«Yits’haq aimait Esaw car il chassait avec sa bouche, et Rivka aimait Yaaqov» Berechit (25,28)
La paracha Toledot nous raconte une partie de la vie de Isaac et de sa femme Rivka. Au début de la paracha, Rivka met au monde des jumeaux : Esaw et Yaaqov. Ces derniers sont complètement différents : Esaw est un chasseur, un guerrier ; Yaaqov est un homme de Torah.
Dans cette paracha, Yaaqov achète le droit d’aînesse qu’Esaw dédaigne et méprise. A la fin de Toledot, grâce à la clairvoyance de Rivka, Yaaqov obtient toutes les bénédictions de son père Yts’haq, la bénédiction sur l’aspect matériel, puis celle du spirituel.
Le Rav Dessler, dans Mi’htav MeEliahou, Tome B, page 206, s’intéresse à la bénédiction de Yits’haq.
Rappelons que Yaaqov, sur les conseils de sa mère, va se déguiser en Esaw, pour recevoir la bénédiction de son père.
Le Rav Dessler pose plusieurs questions. Comment fonctionne le principe de la bénédiction ? Comment la bénédiction peut-elle être effective si celui qui bénit se trompe de personne ? La bénédiction est forcément destinée à celui à qui pense l’auteur de la bénédiction !
Comment Yits’haq peut-il aimer Esaw (verset en entête) ? Ne sait-il pas qu’Esaw est un mauvais ?
Remarque : je ne reprends pas ici l’intégralité des questions et des réponses du Rav Dessler. Je vous invite à vous plonger dans le texte complet… cela vaut le détour.
Le Rav Dessler explique que la bénédiction est un type de prière. Celui qui bénit sait très bien que c’est D. qui va envoyer la bénédiction.

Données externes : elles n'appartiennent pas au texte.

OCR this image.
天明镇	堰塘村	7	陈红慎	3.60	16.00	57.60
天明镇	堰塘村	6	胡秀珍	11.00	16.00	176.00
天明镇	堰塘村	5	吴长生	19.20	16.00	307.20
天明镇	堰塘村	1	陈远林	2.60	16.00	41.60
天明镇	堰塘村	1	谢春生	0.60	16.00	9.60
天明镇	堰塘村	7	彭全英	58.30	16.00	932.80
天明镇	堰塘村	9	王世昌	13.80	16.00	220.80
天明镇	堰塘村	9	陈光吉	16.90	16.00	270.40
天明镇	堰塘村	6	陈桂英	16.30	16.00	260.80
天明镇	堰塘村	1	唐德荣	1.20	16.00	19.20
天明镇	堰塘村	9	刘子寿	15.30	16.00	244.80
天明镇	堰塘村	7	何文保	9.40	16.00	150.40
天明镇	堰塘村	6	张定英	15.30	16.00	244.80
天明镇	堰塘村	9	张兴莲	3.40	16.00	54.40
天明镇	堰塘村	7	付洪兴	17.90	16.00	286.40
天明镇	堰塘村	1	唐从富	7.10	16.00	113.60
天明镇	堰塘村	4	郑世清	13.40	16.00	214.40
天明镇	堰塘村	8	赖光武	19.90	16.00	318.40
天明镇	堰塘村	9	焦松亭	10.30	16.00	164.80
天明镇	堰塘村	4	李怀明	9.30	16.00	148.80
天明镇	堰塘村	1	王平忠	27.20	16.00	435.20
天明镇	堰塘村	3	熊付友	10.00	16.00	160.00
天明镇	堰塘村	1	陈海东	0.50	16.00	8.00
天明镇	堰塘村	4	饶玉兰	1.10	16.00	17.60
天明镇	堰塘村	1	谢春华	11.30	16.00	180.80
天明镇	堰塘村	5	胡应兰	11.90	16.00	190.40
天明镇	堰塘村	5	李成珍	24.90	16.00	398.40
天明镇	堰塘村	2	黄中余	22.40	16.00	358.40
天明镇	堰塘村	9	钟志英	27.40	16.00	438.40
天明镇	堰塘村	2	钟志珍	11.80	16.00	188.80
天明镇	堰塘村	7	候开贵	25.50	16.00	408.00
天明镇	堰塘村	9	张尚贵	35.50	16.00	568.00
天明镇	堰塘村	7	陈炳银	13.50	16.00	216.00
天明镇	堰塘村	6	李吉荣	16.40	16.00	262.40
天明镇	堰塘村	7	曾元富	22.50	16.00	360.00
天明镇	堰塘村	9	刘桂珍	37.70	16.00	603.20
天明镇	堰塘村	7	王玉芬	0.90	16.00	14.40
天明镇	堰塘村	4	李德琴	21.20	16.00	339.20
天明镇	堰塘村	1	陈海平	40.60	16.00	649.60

Et c’est pourquoi celui qui bénit va se rapprocher de D., va annuler son moi, devant D.
Et c’est grâce à celui qui est béni que celui qui bénit va pouvoir ainsi se rapprocher de D. Paradoxalement, celui qui est béni est au service de celui bénit et l’aide à se rapprocher de D.
Il existe deux façons pour que le bien et les bonnes choses soient déversées en ce monde.
On les envoie au Juste intègre, celui qui agit depuis son for intérieur en l’honneur de D.
Le Ciel lui apporte les moyens pour se développer encore plus, et accomplir plus de mitswot. Il entre dans le cercle vertueux. Accomplir une mitswa l’aide à commencer la mitswa suivante.
Il y a aussi les bontés qui sont accordées à ceux qui accomplissent des mitswot qui sont en fait extérieures. Ces mitswot ne viennent pas de l’intériorité de la personne, ce sont des mitswot pour l’apparence. Malgré tout, ces mitswot sont récompensées.
Les bienfaits qui arrivent pourront peut-être permettre à celui qui les reçoit de s’en servir comme outil pour grandir, et faire techouva, servir D. depuis son for intérieur.
Toutefois, ces bienfaits peuvent aussi être utilisés du mauvais côté, car la personne qui les reçoit est superficielle. Dans ce cas, ces bienfaits serviront à payer le crédit de l’auteur de la mitswa, ainsi, il ne lui restera que des débits pour le monde futur.
Yits’haq représente la rigueur, la justice. De ce point de vue, le Ciel ne doit pas aider le juste (intègre) à être encore plus juste et à faire plus de mitswot. Le Ciel n’a pas à intervenir pour donner de meilleures conditions au juste ! Ce n’est pas juste ! Le juste doit grandir par ses efforts. Le juste doit devenir plus blanc uniquement par ses efforts.
Yits’haq ne veut donc pas bénir Yaaqov, car il considère Yaaqov comme un Juste, intègre, qui ne doit pas recevoir de coup de pouce divin.
En revanche, il sait que son fils Esaw est superficiel. Il décide donc de l’aider et de le bénir. Il pense que les biens matériels qu’il recevra lui serviront peut-être à revenir dans le droit chemin. C’est un pari. Yits’haq donne donc plus à Esaw. Et c’est la raison pour laquelle Yist’haq aime Esaw. Yits’haq donne beaucoup à son fils. Et quand on donne, alors l’amour grandit.
Lorsque Yaaqov déguisé se présente devant Yits’haq, le doute s’empare de lui. “La voix est la voix de Yaaqov et les mains sont les mains de Esaw”. Il se dit qu’il y a peut-être de l’intériorité chez Esaw. Et, il y a aussi de la superficialité chez Yaaqov (déguisé).
Yits’haq comprend qu’il s’est trompé et il décide donc de bénir Yaaqov, même avec la bénédiction matérielle.